Is she being seen by a geriatric psychiatrist for her depression and agitation? These conditions often accompany dementia (what I think of as "broken brain syndrome"). For some, meds for anxiety and depression have been real game changers; they won't fix the dementia, but they can fix some of the symptoms, sometimes.

Be well. Rest easy.
People who have dementia may not be mentally able to realize that they need a certain level of care. No matter how obvious it is, they just can't understand. You may never be able to get your mom to understand. But, that's how brutal and unfair dementia is. We, as the caretakers, have to make tough, but, smart decisions about the care and protection of our loved one. It's out duty. We should feel guilty only when we don't do that. It sounds like you did. I would be grateful that she was safe and cared for.

I'd seek legal advice about your brother trying to bother your mom to see what options you may have to prevent him from causing trouble. Some people just don't get it.
It may very well take you a long time to adjust to mom's new life - I had to make the decision to place my then 92 year old mom in memory care 15 months ago - I hate that I had to do it and it continues to be exhausting and stressful for me to be responsible for her
If you found a caring happy place for mom to live out her days then you are a hero - it may take her a very long time to adjust depending on where she is in the disease

As for your brother - was he trying to take her out for an outing or move her out?

Who has POA?
As BarbB says, "Guilt is for folks who did something wrong. Not you."

You may well feel regret for a long time, maybe even forever when you think about it. Certainly you regret that you had to do this. You regret that your mother is not happy. The situation is sad. Feeling sad makes sense.

But guilt? Your mother developed dementia. That is Not Your Fault. Your brother wasn't there for her. That is Not Your Fault. Her disease progressed to a point where she needed a higher level of care and 24 hour supervision. That is Not Your Fault. In her currently befuddled mind she is saying she hates you. That is Not Your Fault. This situation is not your fault. Give up the guilt. You haven't earned it.

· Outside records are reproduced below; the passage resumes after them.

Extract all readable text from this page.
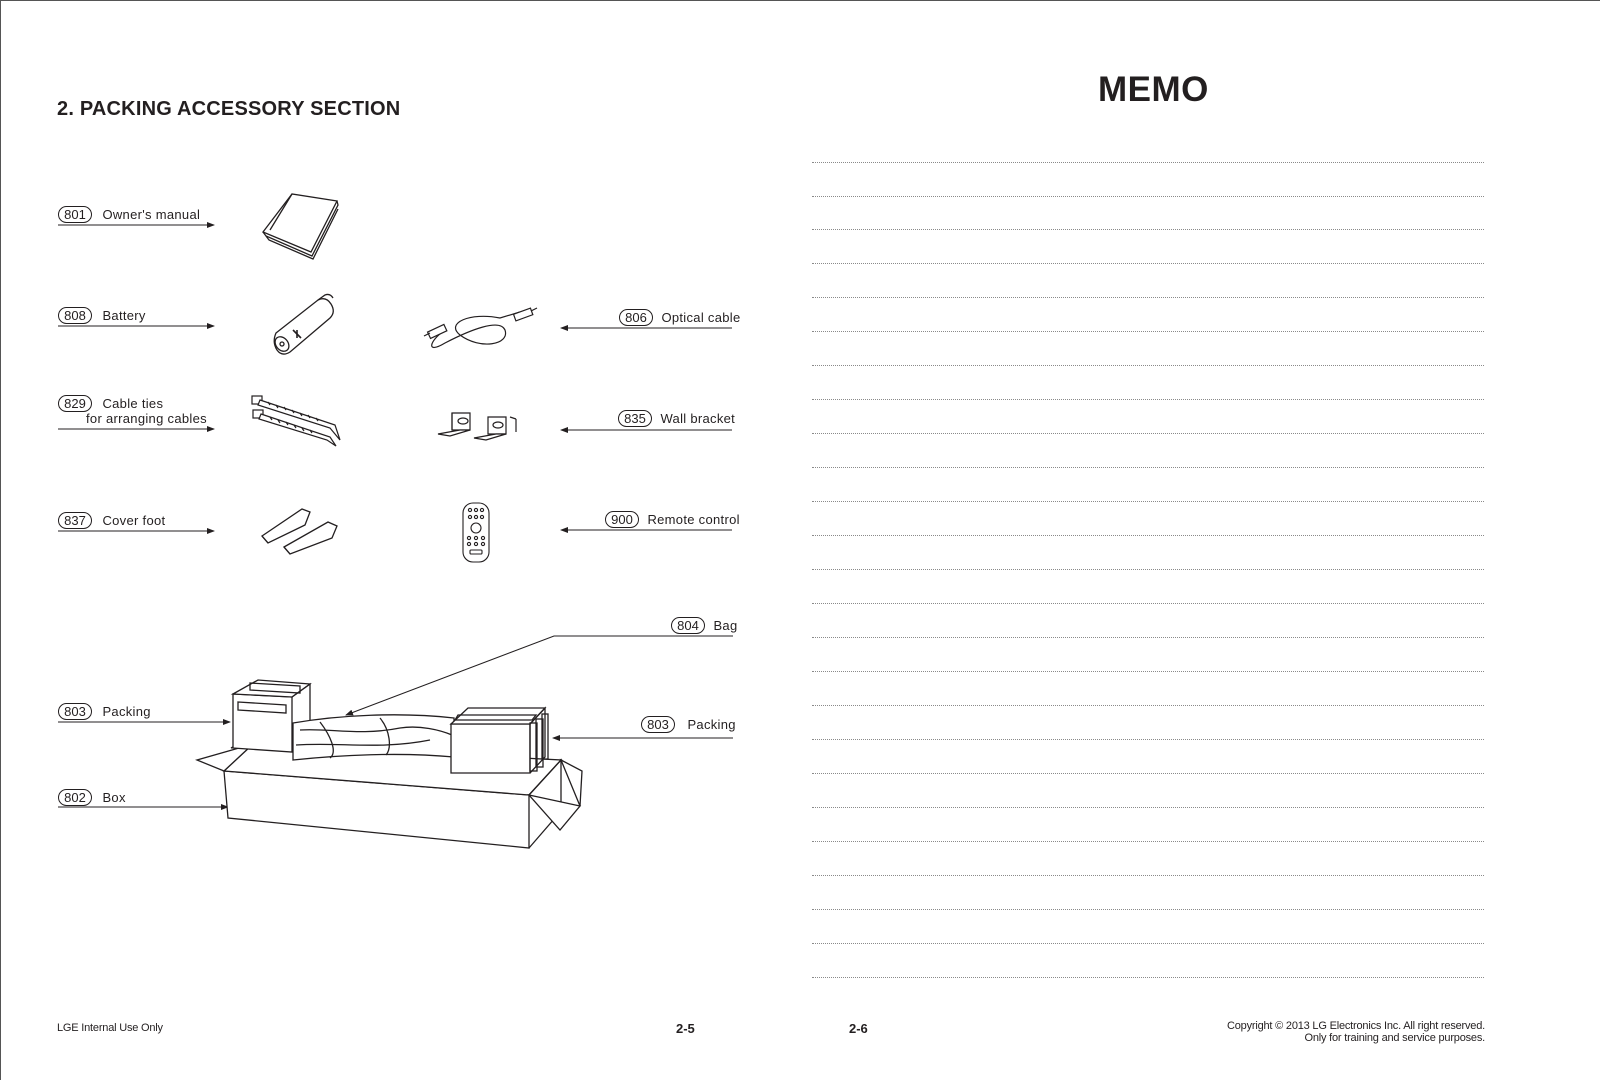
2. PACKING ACCESSORY SECTION
801 Owner's manual
808 Battery
829 Cable ties
for arranging cables
837 Cover foot
806 Optical cable
835 Wall bracket
900 Remote control
804 Bag
803 Packing
802 Box
803 Packing
LGE Internal Use Only	2-5
MEMO
2-6	Copyright © 2013 LG Electronics Inc. All right reserved.
Only for training and service purposes.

Once your mother settles in (if not stirred up by your brother) she will probably forget that she "hated" you. And if she were in her right mind, she'd probably be appalled that she said that!
Before you seek legal advice about your brother, I'd sit down with the facility administrator and see what their policies are about disruptive visitors. They may have some procedures for dealing with this.
Thank you so much. I keep trying to get my brain to deal with the situation. My brother has never done anything for her, he just cares that the money he thought he was going to inherit will be used for our mother's care. He never visits her, he only wanted to get her out. I don't think he had a plan. He called  the fact that she was in the nursing home as "kidnapping".
Yes, I'd talk to the NH social worker about what steps they will take to insure that brother does not try to remove her.

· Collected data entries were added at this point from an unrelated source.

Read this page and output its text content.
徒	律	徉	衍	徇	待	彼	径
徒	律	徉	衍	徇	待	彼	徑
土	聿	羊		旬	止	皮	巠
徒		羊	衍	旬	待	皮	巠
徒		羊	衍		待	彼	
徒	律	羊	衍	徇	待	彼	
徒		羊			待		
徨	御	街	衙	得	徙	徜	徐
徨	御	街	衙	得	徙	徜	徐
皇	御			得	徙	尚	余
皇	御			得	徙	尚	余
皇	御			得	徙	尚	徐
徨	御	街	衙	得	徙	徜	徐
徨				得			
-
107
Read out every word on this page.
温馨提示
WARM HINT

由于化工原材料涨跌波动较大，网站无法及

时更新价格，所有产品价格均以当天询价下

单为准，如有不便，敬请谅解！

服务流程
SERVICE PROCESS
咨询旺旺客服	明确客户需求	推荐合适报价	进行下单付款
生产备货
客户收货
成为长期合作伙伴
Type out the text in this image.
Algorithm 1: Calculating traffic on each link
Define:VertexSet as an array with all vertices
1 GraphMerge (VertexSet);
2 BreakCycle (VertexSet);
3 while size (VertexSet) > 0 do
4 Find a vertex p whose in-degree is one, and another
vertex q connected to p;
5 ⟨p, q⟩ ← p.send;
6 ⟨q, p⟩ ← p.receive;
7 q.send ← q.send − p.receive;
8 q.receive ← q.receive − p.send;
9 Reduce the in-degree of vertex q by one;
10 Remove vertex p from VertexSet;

But if he does, she is HIS responsibility, not yours.
There always seems to be at least one relative who fails to see the necessity of placing Mom in care, becoming part of the problem rather than the solution. They insist you're being cruel/insensitive/selfish because you're not willing to sacrifice all (marriage, your own health, finances, sanity) by keeping Mom in your own home or some other equally unsuitable arrangement. You might ask your brother when HE'LL be moving Mom into HIS home and see how he responds.
Sometimes what a person needs is not gonna be what they want. If your mom is on Medicaid, there won't be anything to inherit except personal things like clothes, maybe a teacup and a piece of furniture. Even if she has money saved, the NH will eat up those savings and there still won't be any kind of cash to inherit. I'm guessing that is what your brother really wants is the money but you to keep taking care of her. If you have POA, talk to the NH to limit your brother's visits to once every couple weeks with you being there. He can't visit her alone. You did the best you could when you took care of her at home, but her needs became more than what you could due. Keeping her clean, safe and fed is honoring the mother and father bit.